Groupe hospitalier Broca - La Rochefoulaud - La Collegiale (AP-HP)

8 décembre 2009

 

 

 

Madame, Monsieur,

 

Nous sommes infirmier(e)s, aide-soignant(e)s, agents hospitaliers, agents administratifs, personnels techniques, au quotidien auprès de vos proches afin de leur prodiguer tous les soins auxquels ils ont droit et pour lesquels nous sommes qualifiés. Si, aujourd’hui, nous avons décidé de nous adresser à vous, c’est pour vous informer de la situation à laquelle nous sommes confrontés, situation devenue ingérable et dont les conséquences sont d’une extrême gravité pour nous personnels et pour les patients dont nous avons la charge.

 

Vous n’êtes pas sans connaitre la loi Hôpital Patients Santé Territoires, dite loi Bachelot, votée au printemps dernier contre laquelle personnels hospitaliers, ouvriers, administratifs, médecins, employés de sécurité sociale ont manifesté à plusieurs reprises dans l’unité avec leurs syndicats en exigeant son retrait. Dans ce cadre, les Agences Régionales de Santé (ARS) sont mises en place : des 1035 hôpitaux publics existant actuellement au niveau national, 300 « territoires de santé » y sont substitués , l’Assistance Publique-Hôpitaux de Paris AP-HP démantelée de ses 38 hôpitaux en 11 « territoires de santé » avec des « économies » à faire dans tous les secteurs : 1 milliard d’euros au plan national, 300 millions pour l’AP-HP et la « mutualisation des moyens », c’est-à-dire la programmation de 20 000 suppressions d’emplois au niveau national, 2000 pour l’AP-HP.

 

A ceci, se conjugue la reforme des Longs Séjours : dans un premier temps et ceci devant être effectif au 1er janvier 2010, les lits de Soins de Suite et Réadaptation (SSR) doivent tous être regroupés dans de mêmes unités géographiques et 40 % des lits de Soins de Longue Durée (SLD) doivent être transformés en Etablissements d’Hébergement pour Personnes Agées Dépendantes (EHPAD) et Unités d’Hébergement pour Personnes Agées Désorientées (UHPAD). D’après la Direction Générale, cela ne concernerait que les hôpitaux de longs séjours hors de Paris, nous n’aurions donc pas à nous inquiéter …

 

Depuis des mois, unis avec nos Syndicats, nous n’avons eu de cesse d’alerter notre Direction locale sur nos conditions de travail qui se dégradent, sur le manque d’effectifs, sur les postes vacants.

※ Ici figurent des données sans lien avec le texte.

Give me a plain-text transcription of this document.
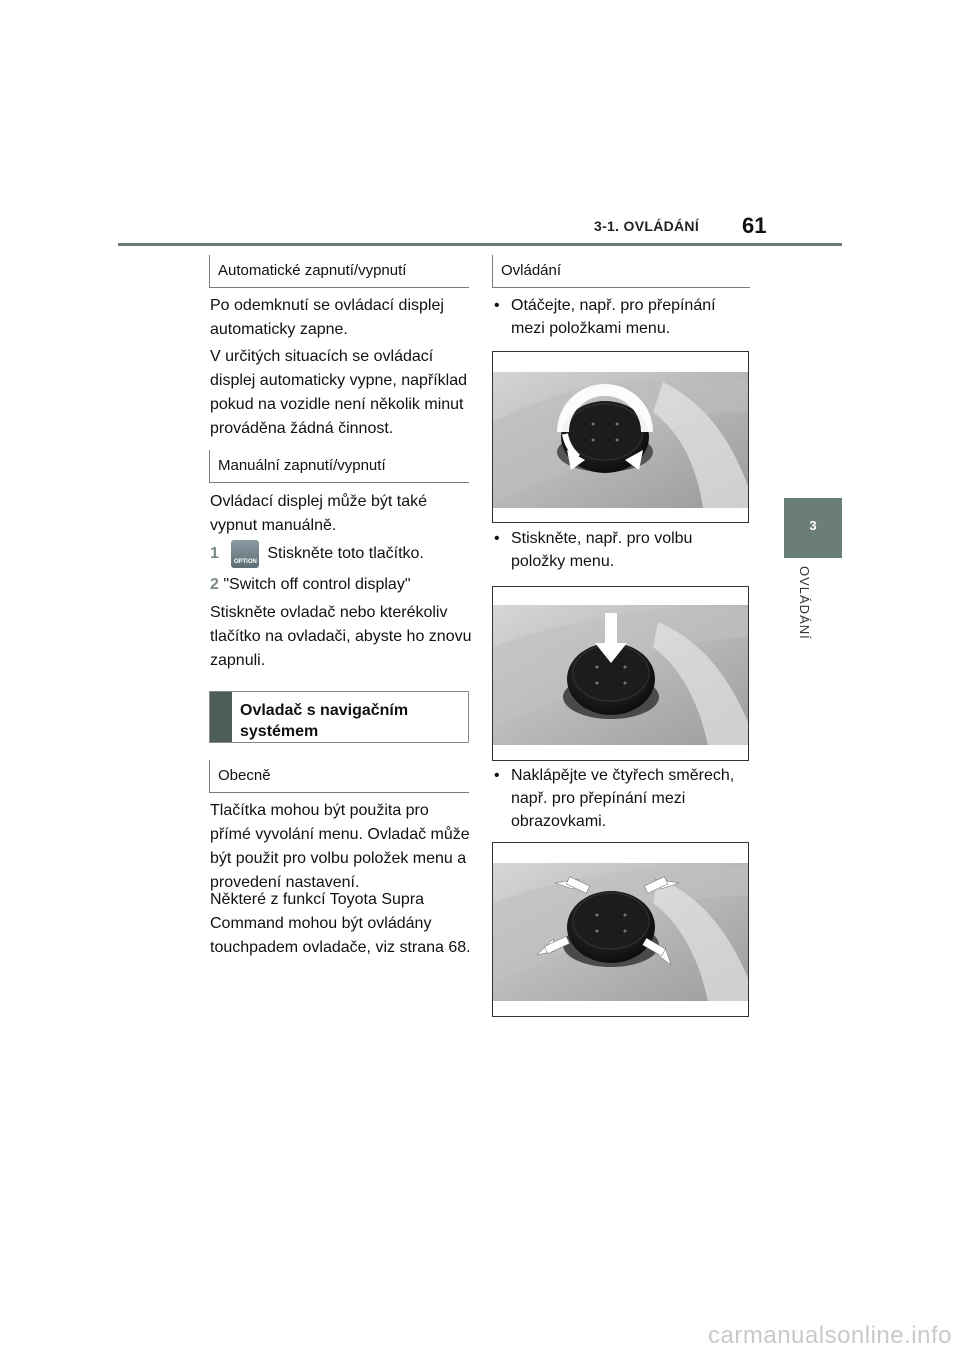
3-1. OVLÁDÁNÍ 61
3
OVLÁDÁNÍ
Automatické zapnutí/vypnutí

Po odemknutí se ovládací displej automaticky zapne.

V určitých situacích se ovládací displej automaticky vypne, například pokud na vozidle není několik minut prováděna žádná činnost.

Manuální zapnutí/vypnutí

Ovládací displej může být také vypnut manuálně.

1	OPTION Stiskněte toto tlačítko.
2 "Switch off control display"

Stiskněte ovladač nebo kterékoliv tlačítko na ovladači, abyste ho znovu zapnuli.

Ovladač s navigačním systémem
Obecně

Tlačítka mohou být použita pro přímé vyvolání menu. Ovladač může být použit pro volbu položek menu a provedení nastavení.

Některé z funkcí Toyota Supra Command mohou být ovládány touchpadem ovladače, viz strana 68.

Ovládání
• Otáčejte, např. pro přepínání mezi položkami menu.
• Stiskněte, např. pro volbu položky menu.
• Naklápějte ve čtyřech směrech, např. pro přepínání mezi obrazovkami.
carmanualsonline.info
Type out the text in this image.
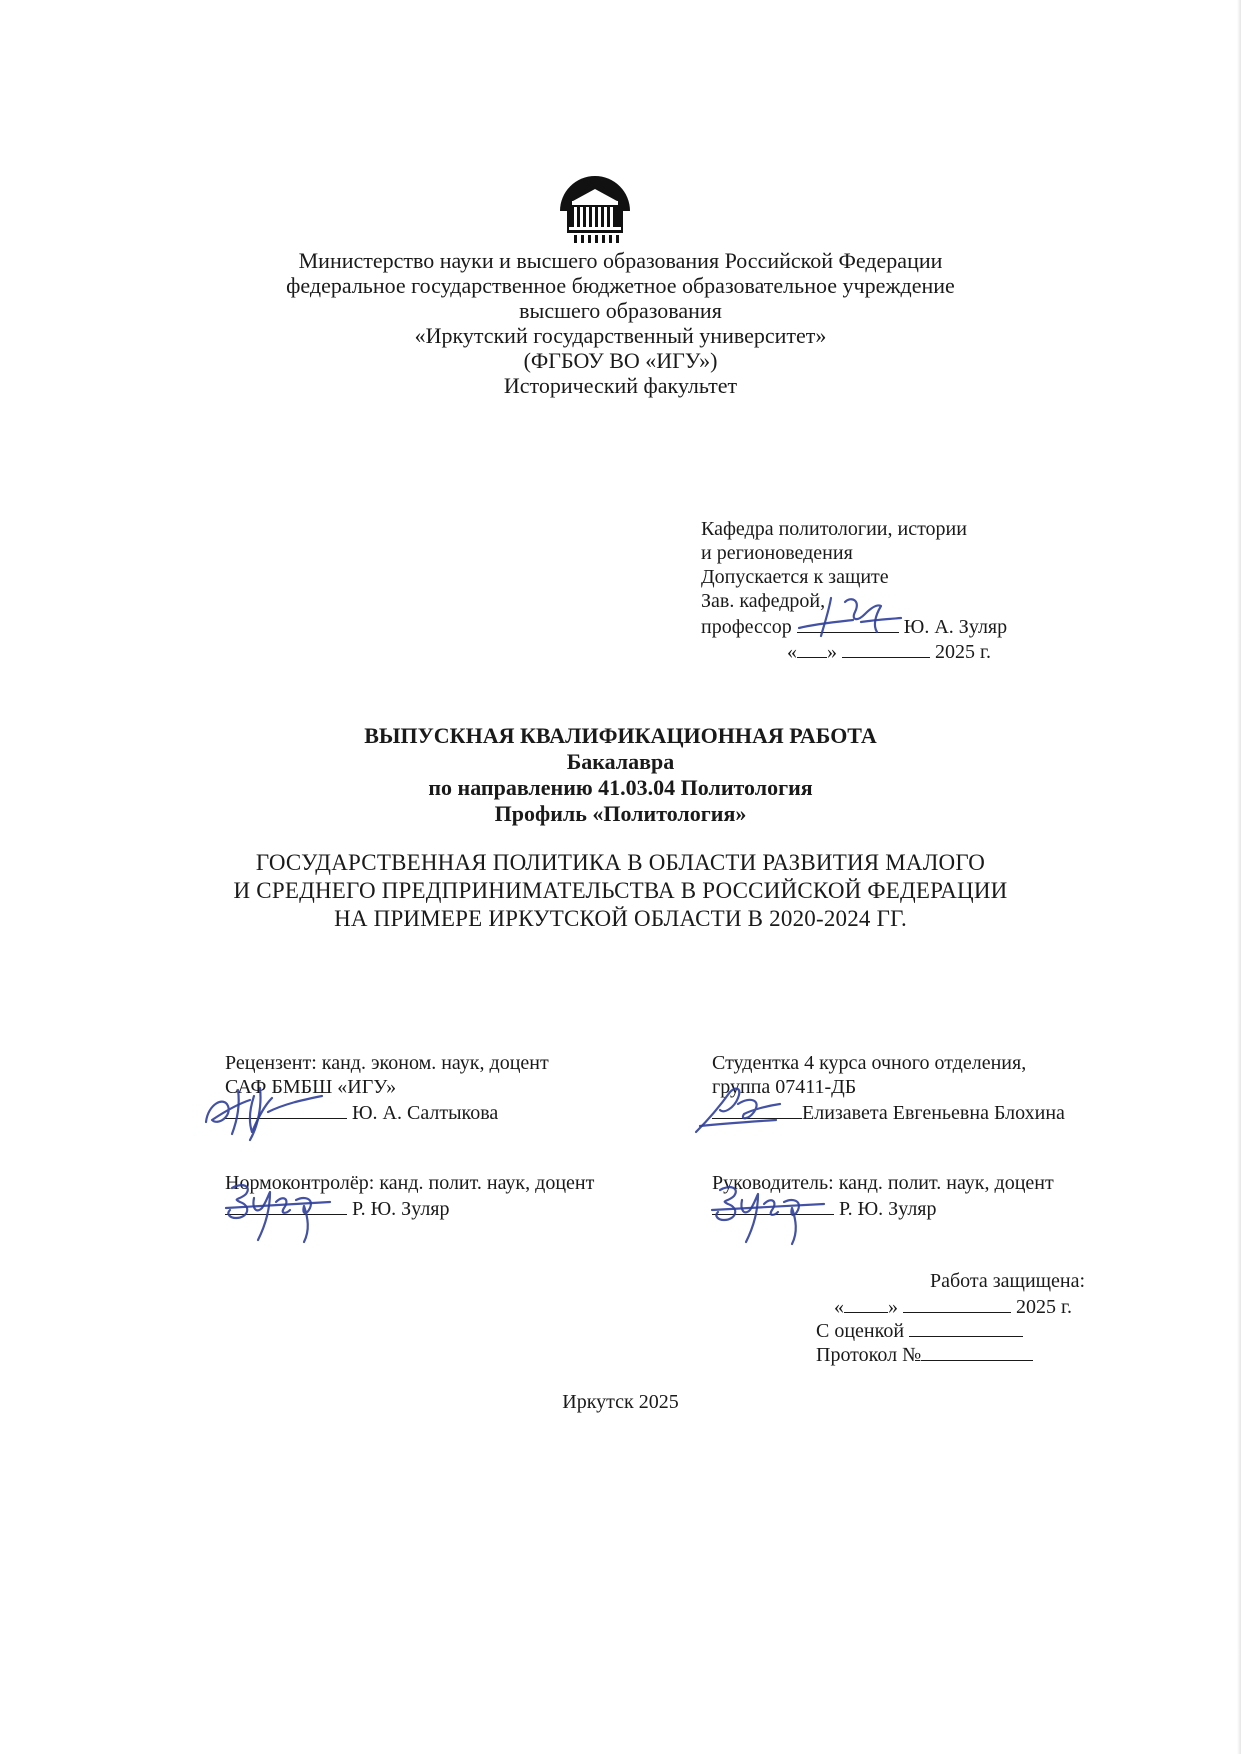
Министерство науки и высшего образования Российской Федерации
федеральное государственное бюджетное образовательное учреждение
высшего образования
«Иркутский государственный университет»
(ФГБОУ ВО «ИГУ»)
Исторический факультет
Кафедра политологии, истории
и регионоведения
Допускается к защите
Зав. кафедрой,
профессор	Ю. А. Зуляр
« »	2025 г.
ВЫПУСКНАЯ КВАЛИФИКАЦИОННАЯ РАБОТА
Бакалавра
по направлению 41.03.04 Политология
Профиль «Политология»
ГОСУДАРСТВЕННАЯ ПОЛИТИКА В ОБЛАСТИ РАЗВИТИЯ МАЛОГО
И СРЕДНЕГО ПРЕДПРИНИМАТЕЛЬСТВА В РОССИЙСКОЙ ФЕДЕРАЦИИ
НА ПРИМЕРЕ ИРКУТСКОЙ ОБЛАСТИ В 2020-2024 ГГ.
Рецензент: канд. эконом. наук, доцент
САФ БМБШ «ИГУ»
Ю. А. Салтыкова
Студентка 4 курса очного отделения,
группа 07411-ДБ
Елизавета Евгеньевна Блохина
Нормоконтролёр: канд. полит. наук, доцент
Р. Ю. Зуляр
Руководитель: канд. полит. наук, доцент
Р. Ю. Зуляр
Работа защищена:
« »	2025 г.
С оценкой
Протокол №
Иркутск 2025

Dernièrement, une délégation de 27 collègues a envahi le Comite d’Hygiène, de Sécurité et des Conditions de Travail pour exiger la satisfaction de nos revendications.

 

Nous avons expliqué que nous étions des soignants, que pour nous, un patient est un patient, qu’il relève des soins de SSR ou de SLD, il a le droit à tous les soins ; que nous nous trouvions dans la situation de faire exactement le contraire de ce que nous avons appris dans nos écoles, que tout ceci n’était pas fait pour organiser les soins mais pour les détruire et que cela revenait à abandonner les malades et que cela nous était inadmissible.

 

Nous avons donné des faits concrets :

 

Pour la Collégiale :

1 infirmier(e) (IDE) pour 55 patients : 40 à 1 étage et 15 autres à 1 autre étage isolé

1 IDE en 10 h à cet étage isolé, 1 aide-soignante (AS) seule de 7 à 9 h et de 19 à 21 h 15 ; quotidiennement les IDE de cette unité vont aider aux autres étages de 14 h à 18 h et parfois sont amené(e)s à remplacer pour faire face à un dysfonctionnement comme une intérimaire annoncée qui ne vient pas

Non respect des règles élémentaires de sécurité

Préparation des traitements par un(e) IDE , distribution par un(e) autre qui ne connait pas les patients

Prise en charge des patients sans connaissance des pathologies

Impossibilité de donner normalement les jours de repos aux soignants à cause du manque de personnels engendrant un épuisement qui peut entrainer des erreurs graves

9 postes d’IDE supprimés (transfert des 30 lits de SSR à Broca) mais nous avons 135 malades SLD dont une grande partie sont des patients totalement dépendants, très « lourds » avec de multiples pathologies

Au mieux, 4 AS le matin pour les toilettes : ¼ d’heure pour la toilette, habillage et assise par patient, 1 douche toutes les 3 semaines car des jours il n’y a que 3 AS le matin et 2 AS l’après-midi

1 AS pour faire manger 7 patients au minimum : gavage à la chaîne insupportable

2 agents au ménage pour tout l’hôpital : 5 étages , plus les bureaux, etc …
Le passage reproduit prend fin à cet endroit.